L’accès des femmes entrepreneures à la microfinance dans la ville de Matadi, en République démocratique du Congo, n’est pas une simple question d’offre, mais le résultat complexe de facteurs socio-économiques et institutionnels. C’est la conclusion d’une thèse de doctorat soutenue récemment par la cheffe de travaux Jolie Mbengi Mavinga à l’Université pédagogique nationale (UPN) de Kinshasa.
Intitulée « L’analyse des déterminants de l’accès de femmes entrepreneures à la micro finance dans la ville de Matadi », la recherche de Mme Mbengi met en lumière un paradoxe. Alors que les institutions de microfinance (IMF) affichent une volonté d’inclusion financière, certaines femmes, comme les plus âgées, mariées ou avec un niveau d’instruction élevé, se retrouvent structurellement désavantagées.
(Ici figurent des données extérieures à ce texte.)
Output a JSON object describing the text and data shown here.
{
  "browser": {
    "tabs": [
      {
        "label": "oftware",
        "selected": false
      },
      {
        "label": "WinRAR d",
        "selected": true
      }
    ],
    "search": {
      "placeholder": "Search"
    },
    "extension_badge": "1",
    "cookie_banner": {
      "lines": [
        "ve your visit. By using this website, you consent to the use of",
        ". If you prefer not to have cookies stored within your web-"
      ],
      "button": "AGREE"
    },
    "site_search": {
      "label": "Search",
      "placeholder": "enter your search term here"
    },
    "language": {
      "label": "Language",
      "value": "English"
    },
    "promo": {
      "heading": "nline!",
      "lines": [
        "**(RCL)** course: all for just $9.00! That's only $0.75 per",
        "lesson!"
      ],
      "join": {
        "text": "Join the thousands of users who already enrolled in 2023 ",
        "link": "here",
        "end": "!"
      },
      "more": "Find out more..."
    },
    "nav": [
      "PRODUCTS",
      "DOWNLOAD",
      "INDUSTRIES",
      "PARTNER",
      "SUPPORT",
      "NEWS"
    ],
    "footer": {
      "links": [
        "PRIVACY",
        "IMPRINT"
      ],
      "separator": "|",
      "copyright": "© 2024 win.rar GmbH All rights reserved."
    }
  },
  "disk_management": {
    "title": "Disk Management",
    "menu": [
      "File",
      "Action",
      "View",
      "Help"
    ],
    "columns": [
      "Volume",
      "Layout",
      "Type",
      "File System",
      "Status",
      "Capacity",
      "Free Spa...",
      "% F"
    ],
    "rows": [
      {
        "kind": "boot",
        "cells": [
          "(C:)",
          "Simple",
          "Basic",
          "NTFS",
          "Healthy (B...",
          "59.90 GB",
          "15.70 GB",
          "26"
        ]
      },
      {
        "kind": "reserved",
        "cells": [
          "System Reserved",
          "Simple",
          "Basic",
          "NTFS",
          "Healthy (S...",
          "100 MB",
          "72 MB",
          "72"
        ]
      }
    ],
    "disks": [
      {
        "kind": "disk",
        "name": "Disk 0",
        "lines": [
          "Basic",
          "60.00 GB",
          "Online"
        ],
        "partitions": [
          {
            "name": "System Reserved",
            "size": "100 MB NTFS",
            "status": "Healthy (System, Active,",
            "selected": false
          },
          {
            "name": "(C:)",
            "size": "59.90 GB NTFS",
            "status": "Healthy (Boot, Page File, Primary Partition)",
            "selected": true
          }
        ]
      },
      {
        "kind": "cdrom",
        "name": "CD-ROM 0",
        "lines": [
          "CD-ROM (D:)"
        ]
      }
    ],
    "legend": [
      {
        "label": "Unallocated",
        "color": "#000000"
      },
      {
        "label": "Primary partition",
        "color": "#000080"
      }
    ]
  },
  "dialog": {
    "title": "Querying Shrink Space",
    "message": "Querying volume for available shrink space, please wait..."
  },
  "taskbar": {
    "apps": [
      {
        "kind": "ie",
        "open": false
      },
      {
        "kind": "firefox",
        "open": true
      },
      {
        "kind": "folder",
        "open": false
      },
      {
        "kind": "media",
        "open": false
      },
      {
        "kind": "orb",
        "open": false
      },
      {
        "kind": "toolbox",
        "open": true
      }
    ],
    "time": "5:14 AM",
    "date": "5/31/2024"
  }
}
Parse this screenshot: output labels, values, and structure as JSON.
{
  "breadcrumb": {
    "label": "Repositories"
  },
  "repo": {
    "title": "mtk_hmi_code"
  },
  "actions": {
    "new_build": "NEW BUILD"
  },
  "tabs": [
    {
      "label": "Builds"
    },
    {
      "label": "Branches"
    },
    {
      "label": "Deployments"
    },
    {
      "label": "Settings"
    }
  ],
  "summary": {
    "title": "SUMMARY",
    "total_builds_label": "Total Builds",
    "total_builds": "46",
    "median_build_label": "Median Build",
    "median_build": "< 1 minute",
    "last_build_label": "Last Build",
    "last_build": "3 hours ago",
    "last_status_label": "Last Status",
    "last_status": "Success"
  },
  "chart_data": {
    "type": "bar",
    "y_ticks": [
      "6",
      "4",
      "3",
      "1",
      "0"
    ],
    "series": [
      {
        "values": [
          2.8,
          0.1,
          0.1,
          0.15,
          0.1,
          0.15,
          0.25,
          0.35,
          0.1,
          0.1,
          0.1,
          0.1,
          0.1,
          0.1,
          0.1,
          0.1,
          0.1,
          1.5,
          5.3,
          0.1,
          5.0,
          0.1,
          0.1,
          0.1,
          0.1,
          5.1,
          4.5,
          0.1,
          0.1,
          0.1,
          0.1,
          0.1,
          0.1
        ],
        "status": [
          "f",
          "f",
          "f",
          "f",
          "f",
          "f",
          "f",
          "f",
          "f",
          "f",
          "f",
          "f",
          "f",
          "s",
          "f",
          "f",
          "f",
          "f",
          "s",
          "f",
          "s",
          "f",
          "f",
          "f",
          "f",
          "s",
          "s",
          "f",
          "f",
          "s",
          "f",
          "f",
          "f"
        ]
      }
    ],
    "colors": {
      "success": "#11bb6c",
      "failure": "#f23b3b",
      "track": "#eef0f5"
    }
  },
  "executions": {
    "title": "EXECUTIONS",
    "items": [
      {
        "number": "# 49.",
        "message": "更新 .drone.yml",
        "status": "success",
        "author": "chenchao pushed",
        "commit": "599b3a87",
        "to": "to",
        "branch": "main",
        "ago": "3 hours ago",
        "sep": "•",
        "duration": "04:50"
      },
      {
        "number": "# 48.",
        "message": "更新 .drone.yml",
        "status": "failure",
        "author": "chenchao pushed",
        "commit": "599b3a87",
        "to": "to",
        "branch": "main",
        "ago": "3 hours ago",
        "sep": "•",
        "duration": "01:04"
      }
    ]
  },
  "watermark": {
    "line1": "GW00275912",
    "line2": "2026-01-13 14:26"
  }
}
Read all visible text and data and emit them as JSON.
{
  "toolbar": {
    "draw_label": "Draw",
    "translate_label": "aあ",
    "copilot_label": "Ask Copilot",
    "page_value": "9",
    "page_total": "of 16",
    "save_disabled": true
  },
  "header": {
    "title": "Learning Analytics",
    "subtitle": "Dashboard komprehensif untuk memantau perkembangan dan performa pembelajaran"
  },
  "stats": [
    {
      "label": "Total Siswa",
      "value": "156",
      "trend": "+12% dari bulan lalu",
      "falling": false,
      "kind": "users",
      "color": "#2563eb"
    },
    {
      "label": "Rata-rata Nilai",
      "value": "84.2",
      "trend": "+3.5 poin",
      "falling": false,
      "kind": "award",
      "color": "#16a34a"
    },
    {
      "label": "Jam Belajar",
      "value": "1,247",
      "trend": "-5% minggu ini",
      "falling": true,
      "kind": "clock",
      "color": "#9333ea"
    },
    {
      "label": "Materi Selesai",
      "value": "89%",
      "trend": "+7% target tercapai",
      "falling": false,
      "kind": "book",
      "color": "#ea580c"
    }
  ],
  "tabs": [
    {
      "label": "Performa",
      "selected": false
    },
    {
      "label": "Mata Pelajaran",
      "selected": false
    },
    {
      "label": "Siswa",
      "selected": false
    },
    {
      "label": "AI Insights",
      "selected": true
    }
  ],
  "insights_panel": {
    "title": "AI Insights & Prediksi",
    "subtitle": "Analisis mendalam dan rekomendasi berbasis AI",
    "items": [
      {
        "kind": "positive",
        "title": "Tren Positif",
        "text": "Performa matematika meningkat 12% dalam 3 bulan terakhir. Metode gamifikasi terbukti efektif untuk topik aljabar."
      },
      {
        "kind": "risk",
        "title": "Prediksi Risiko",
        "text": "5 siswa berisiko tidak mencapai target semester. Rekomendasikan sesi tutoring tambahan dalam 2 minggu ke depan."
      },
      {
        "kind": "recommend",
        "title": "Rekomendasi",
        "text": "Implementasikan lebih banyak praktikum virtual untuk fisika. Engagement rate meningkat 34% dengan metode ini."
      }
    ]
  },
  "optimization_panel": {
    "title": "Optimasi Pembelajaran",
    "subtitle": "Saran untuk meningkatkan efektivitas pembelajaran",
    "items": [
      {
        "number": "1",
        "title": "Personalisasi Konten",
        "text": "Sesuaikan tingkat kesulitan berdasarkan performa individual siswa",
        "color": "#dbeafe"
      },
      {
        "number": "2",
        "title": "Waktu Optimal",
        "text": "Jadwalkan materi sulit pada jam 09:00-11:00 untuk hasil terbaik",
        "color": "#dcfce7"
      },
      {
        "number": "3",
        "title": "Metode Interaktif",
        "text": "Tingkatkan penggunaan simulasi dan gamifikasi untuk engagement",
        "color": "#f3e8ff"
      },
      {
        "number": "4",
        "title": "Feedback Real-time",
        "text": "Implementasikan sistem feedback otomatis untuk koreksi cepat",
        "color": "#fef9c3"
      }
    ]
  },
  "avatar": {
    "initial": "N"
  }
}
L’étude, basée sur un échantillon de 384 entrepreneures, révèle un décalage entre le discours et la pratique.
Une réalité plus nuancée que les intentions
Selon l’auteure, l’accès à la microfinance est favorisé pour les femmes plus jeunes, célibataires, avec un niveau d’études moyen et qui gèrent de petites entreprises stables. L’âge, en particulier, a une influence significative et négative : plus une femme est âgée, moins elle a de chances d’accéder à ces financements.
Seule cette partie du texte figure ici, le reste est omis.